Michelle, CEO & President of the Texoma Health Foundation, nearly dropped her phone. “Dr. Maggi, it’s today!”
After weeks of frenzied preparations and moving, the ranch house team had met a significant goal: to open the new facility on Memorial Day. The sentiment harkened back to the long weekends filled with fundraising for the hospital and the original Reba’s Ranch House. Concerts, golf and fishing tournaments, parades—all the events culminated in the original house and now, by extension, the new ranch house.
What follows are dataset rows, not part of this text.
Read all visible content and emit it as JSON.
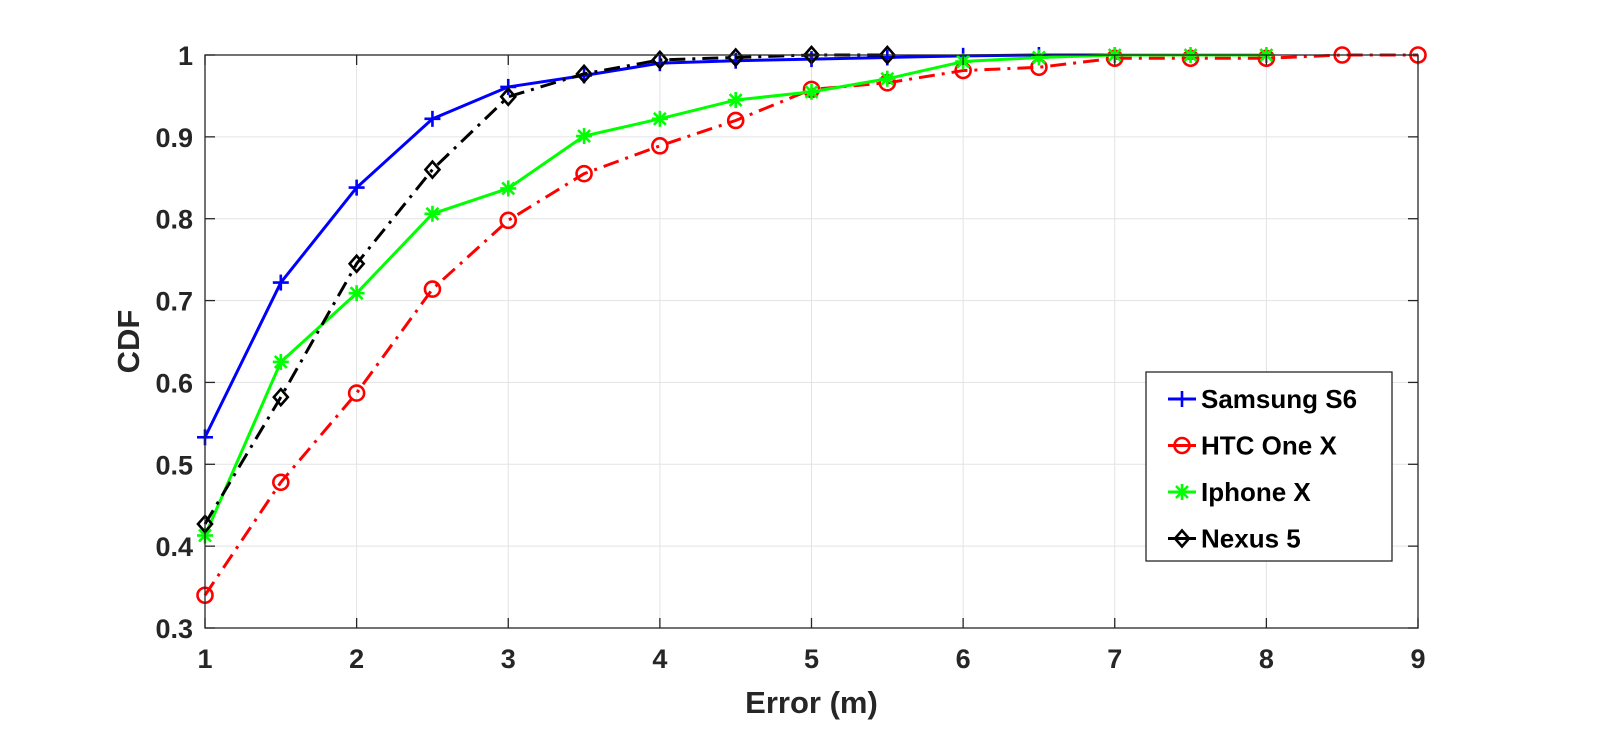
{
  "chart_data": {
    "type": "line",
    "xlabel": "Error (m)",
    "ylabel": "CDF",
    "xlim": [
      1,
      9
    ],
    "ylim": [
      0.3,
      1
    ],
    "xticks": [
      "1",
      "2",
      "3",
      "4",
      "5",
      "6",
      "7",
      "8",
      "9"
    ],
    "yticks": [
      "0.3",
      "0.4",
      "0.5",
      "0.6",
      "0.7",
      "0.8",
      "0.9",
      "1"
    ],
    "grid": true,
    "legend_position": "lower-right",
    "series": [
      {
        "name": "Samsung S6",
        "color": "#0000ff",
        "line_style": "solid",
        "marker": "plus",
        "x": [
          1,
          1.5,
          2,
          2.5,
          3,
          3.5,
          4,
          4.5,
          5,
          5.5,
          6,
          6.5,
          7
        ],
        "y": [
          0.533,
          0.722,
          0.838,
          0.922,
          0.961,
          0.975,
          0.99,
          0.993,
          0.995,
          0.997,
          0.999,
          1.0,
          1.0
        ]
      },
      {
        "name": "HTC One X",
        "color": "#ff0000",
        "line_style": "dashdot",
        "marker": "circle",
        "x": [
          1,
          1.5,
          2,
          2.5,
          3,
          3.5,
          4,
          4.5,
          5,
          5.5,
          6,
          6.5,
          7,
          7.5,
          8,
          8.5,
          9
        ],
        "y": [
          0.34,
          0.478,
          0.587,
          0.714,
          0.798,
          0.855,
          0.889,
          0.92,
          0.958,
          0.966,
          0.981,
          0.985,
          0.996,
          0.996,
          0.996,
          1.0,
          1.0
        ]
      },
      {
        "name": "Iphone X",
        "color": "#00ff00",
        "line_style": "solid",
        "marker": "asterisk",
        "x": [
          1,
          1.5,
          2,
          2.5,
          3,
          3.5,
          4,
          4.5,
          5,
          5.5,
          6,
          6.5,
          7,
          7.5,
          8
        ],
        "y": [
          0.413,
          0.625,
          0.709,
          0.806,
          0.837,
          0.901,
          0.922,
          0.945,
          0.955,
          0.971,
          0.992,
          0.997,
          1.0,
          1.0,
          1.0
        ]
      },
      {
        "name": "Nexus 5",
        "color": "#000000",
        "line_style": "dashdot",
        "marker": "diamond",
        "x": [
          1,
          1.5,
          2,
          2.5,
          3,
          3.5,
          4,
          4.5,
          5,
          5.5
        ],
        "y": [
          0.427,
          0.582,
          0.745,
          0.86,
          0.949,
          0.977,
          0.994,
          0.997,
          1.0,
          1.0
        ]
      }
    ]
  }
}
Everyone gathered under the white tent on Memorial Day 2010, including Reba McEntire and her family, awaiting the grand opening ceremony. But Dr. Maggi, the man who had asked Reba to become involved in the medical endeavors in the area years before, hadn’t arrived.
“It’s tomorrow,” Dr. Maggi insisted with Michelle over the phone. Then he laughed. “I’m pulling in now.”
On that day of sunshine and jovial spirits, the ceremony kicked off with flags and prayer, Reba speaking and thanking all the contributors, and there were hugs and kisses all around.
The party moved up the stone sidewalk beneath the wood beams that stretched overhead, holding up the portico. The beams let guests know they had arrived at the ranch house—their temporary home away from home. The exterior of the house is a symbol to the community, representing thousands of hours and years of fundraising poured into the ranch-style house.
The roof itself was used to design the Texoma Health Foundation (THF) logo.
“We didn’t have a logo,” said Tony Kaai, president of the Denison Development Alliance and former THF board member. “It clicked with me one day that those beams could be part of the logo.”
Under those beams, Reba McEntire cut the red ribbon to open the home to an average of 800 weary caregivers annually.
Kent Black, a founding member of THF, had the honor of giving Reba her first tour. Past the open, friendly welcome desk, they could veer left where the walls are filled with the history of the house. Photos, posters, newspaper clippings, and a written history tell the story of those years of fundraising that created this comforting place for caregivers.
Across from the wall is the entrance into the library, a quiet sanctuary. Filled with touches from the original ranch house, it’s a place where difficult conversations and prayer happen as staff and volunteers care for caregivers going through some of the greatest trials of their lives.
The kitchen opens as a bright space where guests can take meals and bond with others going through similar situations. The wood hutch represents this bonding. It was built and donated by a former guest who had received the comfort the ranch house offered. The kitchen was designed around accommodating the hutch.
From the bedrooms with handmade quilts to the relaxing outdoor areas, Reba was able to see how carefully planned every square foot of the ranch house was to give caregivers a refuge in the storm of their lives.
On that Memorial Day 2010, everyone knew their years of tireless work was worth every minute.
“The highlight was to see the facility finished and know the history of how many people worked on it, and the whole Reba history in Denison,” Tony said. “To understand the history and then see the present and know what’s going to happen in the future because you’ve got the staff and the funds to make significant progress in the health of our region, that’s what I thought about.”